Telling my story will, hands down, be the hardest part of writing this blog. I haven’t had these feelings in well over a year and to regurgitate them is not an easy task.
I didn’t have an unusual childhood. I guess it was ‘normal’. It wasn’t great. It wasn’t bad. However, growing up I remember that there was always a sense that no matter how you felt or what was going on that I had to keep up appearances. It didn’t matter if you just got in a huge fight. As soon as you were in the company of others, you slapped on a smile. I never learned how to express how I truly felt. To this day, I still have difficulty putting into words how I feel. I think this is also how I learned to hide my depression.
I always felt like a normal kid until I was about 14. All of the sudden my body started changing and I started gaining weight. I wasn’t doing anything different. I was active as a member of the swim team, marching band, and a drum corp.

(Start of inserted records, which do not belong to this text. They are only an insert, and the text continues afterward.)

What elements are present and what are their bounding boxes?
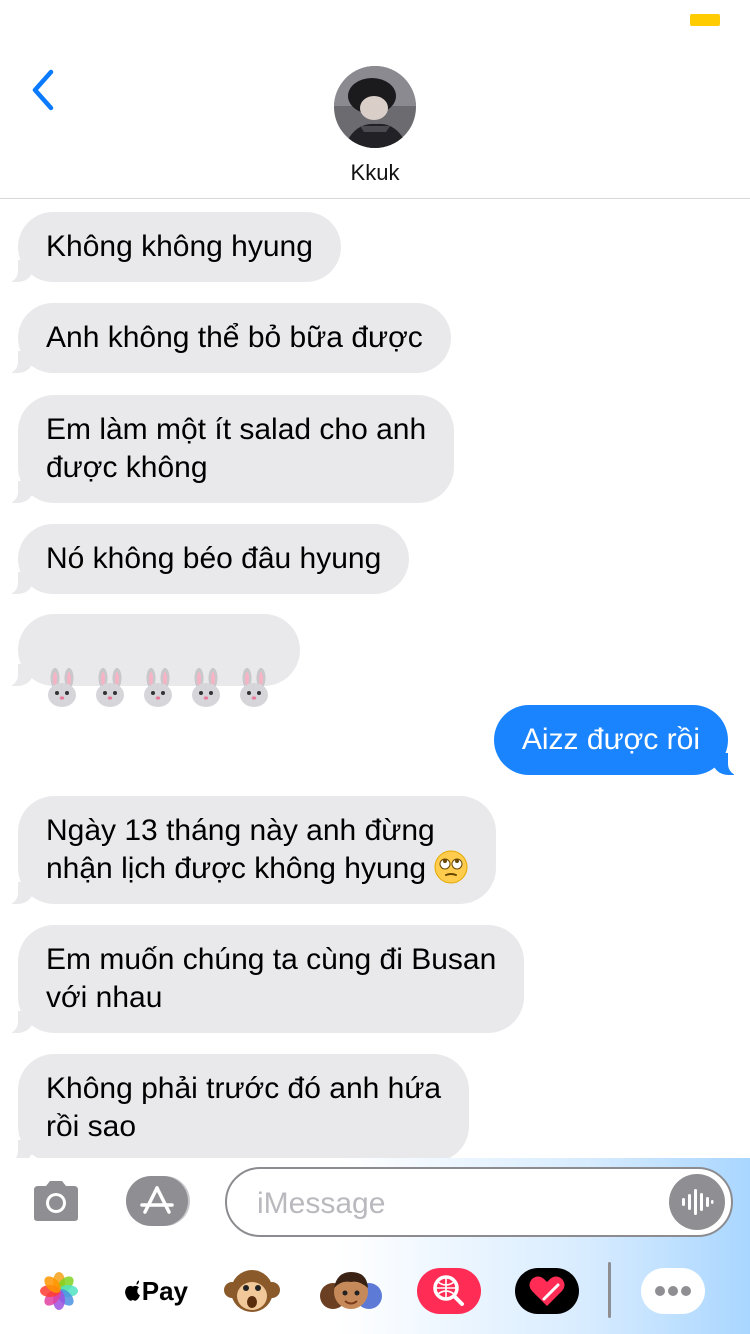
contact-name[interactable]: Kkuk [0, 160, 750, 186]
message-text: Nó không béo đâu hyung [46, 542, 382, 575]
status-bar [0, 0, 750, 40]
message-text: Aizz được rồi [521, 723, 700, 756]
message-text: Ngày 13 tháng này anh đừng nhận lịch đượ… [46, 814, 435, 885]
message-input[interactable] [255, 1183, 659, 1225]
message-text: Không không hyung [46, 230, 313, 263]
incoming-message[interactable]: Anh không thể bỏ bữa được [4, 303, 451, 374]
apple-pay-label: Pay [141, 1275, 188, 1306]
incoming-message[interactable]: Em làm một ít salad cho anh được không [3, 395, 455, 504]
memoji-button[interactable] [316, 1266, 386, 1316]
back-button[interactable] [22, 66, 62, 114]
more-apps-icon [641, 1268, 705, 1314]
message-list[interactable]: Không không hyung Anh không thể bỏ bữa đ… [0, 199, 750, 1159]
rabbit-face-icon [96, 668, 124, 707]
app-store-button[interactable] [126, 1176, 188, 1226]
tray-divider [608, 1262, 611, 1318]
digital-touch-button[interactable] [514, 1266, 580, 1316]
message-text: Anh không thể bỏ bữa được [46, 321, 423, 354]
incoming-message[interactable]: Không không hyung [4, 212, 341, 283]
image-search-button[interactable] [416, 1266, 482, 1316]
avatar[interactable] [334, 66, 416, 148]
incoming-message[interactable]: Ngày 13 tháng này anh đừng nhận lịch đượ… [3, 796, 497, 905]
conversation-header: Kkuk [0, 40, 750, 199]
emoji-message[interactable] [4, 614, 300, 707]
more-apps-button[interactable] [640, 1266, 706, 1316]
message-text: Không phải trước đó anh hứa rồi sao [46, 1072, 442, 1143]
rabbit-face-icon [192, 668, 220, 707]
camera-icon [34, 1181, 78, 1221]
outgoing-message[interactable]: Aizz được rồi [493, 705, 743, 776]
apple-pay-button[interactable]: Pay [124, 1266, 188, 1316]
waveform-icon [682, 1189, 714, 1215]
incoming-message[interactable]: Không phải trước đó anh hứa rồi sao [3, 1054, 470, 1159]
audio-message-button[interactable] [669, 1174, 725, 1230]
message-text: Em muốn chúng ta cùng đi Busan với nhau [46, 943, 497, 1014]
app-tray: Pay [0, 1256, 750, 1326]
image-search-icon [417, 1268, 481, 1314]
app-store-icon [140, 1186, 174, 1214]
apple-logo-icon [125, 1280, 140, 1301]
rabbit-face-icon [240, 668, 268, 707]
rabbit-emoji-row [44, 666, 274, 710]
photos-app-button[interactable] [36, 1266, 82, 1316]
incoming-message[interactable]: Nó không béo đâu hyung [3, 524, 410, 595]
monkey-animoji-icon [224, 1270, 280, 1312]
memoji-icon [320, 1272, 382, 1309]
digital-touch-heart-icon [515, 1268, 579, 1314]
chevron-left-icon [32, 69, 54, 111]
rabbit-face-icon [48, 668, 76, 707]
photos-icon [40, 1272, 78, 1310]
incoming-message[interactable]: Em muốn chúng ta cùng đi Busan với nhau [3, 925, 525, 1034]
battery-icon [690, 14, 720, 26]
message-text: Em làm một ít salad cho anh được không [46, 413, 427, 484]
input-area: Pay [0, 1158, 750, 1334]
camera-button[interactable] [30, 1178, 82, 1224]
eye-roll-emoji-icon [434, 850, 468, 884]
rabbit-face-icon [144, 668, 172, 707]
animoji-button[interactable] [222, 1266, 282, 1316]
message-field[interactable] [225, 1167, 733, 1237]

I wasn’t eating more than the rest of my family. Everyday I had to look at my brother and sister looking perfectly normal while I was called out for being fat. I was confused about what was going on. Despite all of these confusing feelings in my head, I felt that I had to pretend everything was just fine. What I didn’t understand back then was the food my family was eating was affecting my body differently than the rest of them.
Our schools do not properly educate children about nutrition. I vaguely recall talking about this in health class and that consisted of a discussion of the food pyramid. Comparing that to what my family ate seemed to match up pretty good. Most mornings consisted on a bowl of cereal or instant oatmeal and milk. I almost always had school lunches. I think we can imagine what I was eating based on the news reports we see every other day about the lack of nutrition in the country’s school lunches. For dinner, the family sat down to a home cooked meal four days a week. A classic combination of meat, starch (pasta, potatoes, noodles), and vegetable. We rarely had dessert. When the weekend hit, it was usually fast food, pizza, whatever we could find around the kitchen. Sometimes there was a bit of snacking in the evening that could be anything from chips to fruit to yogurt to ice cream. At the time, it seemed to be perfectly acceptable. Nobody was telling me that school lunches were unhealthy. Nobody told me that fast food was bad. I had no concept of what a calorie was. What a portion was. What fat was. What protein was. etc, etc, etc.
In my eyes, my family was eating a perfectly acceptable American diet. But I was fat. If the food was normal and the rest of the family was normal then there must be something wrong with me. This was the beginning of my hatred towards myself. In my eyes I was abnormal and I hated myself for that. My hatred and misery continued to grow throughout high school. I got fatter. I was told I needed to eat less or work out more like this would magically make the weight go away. The weight stayed. I had the ability to swim thousands of yards in the swimming pool, march on a football field for hours, and march in a 2 mile parade carrying around 40 lbs. I ate like my family who was skinny. What more was I suppose to do? I was lost. I was angry. I had no support. Nobody understood me. I guess I was just considered an angry teenager with an additude problem. I had no where to turn. I often would cry by myself in bed. I got very little sleep. I was miserable.
When I was about 16, my father made me go talk to somebody. I was put on Prozac and told I had depression. First thought in my head: Depression?!? WTF?!?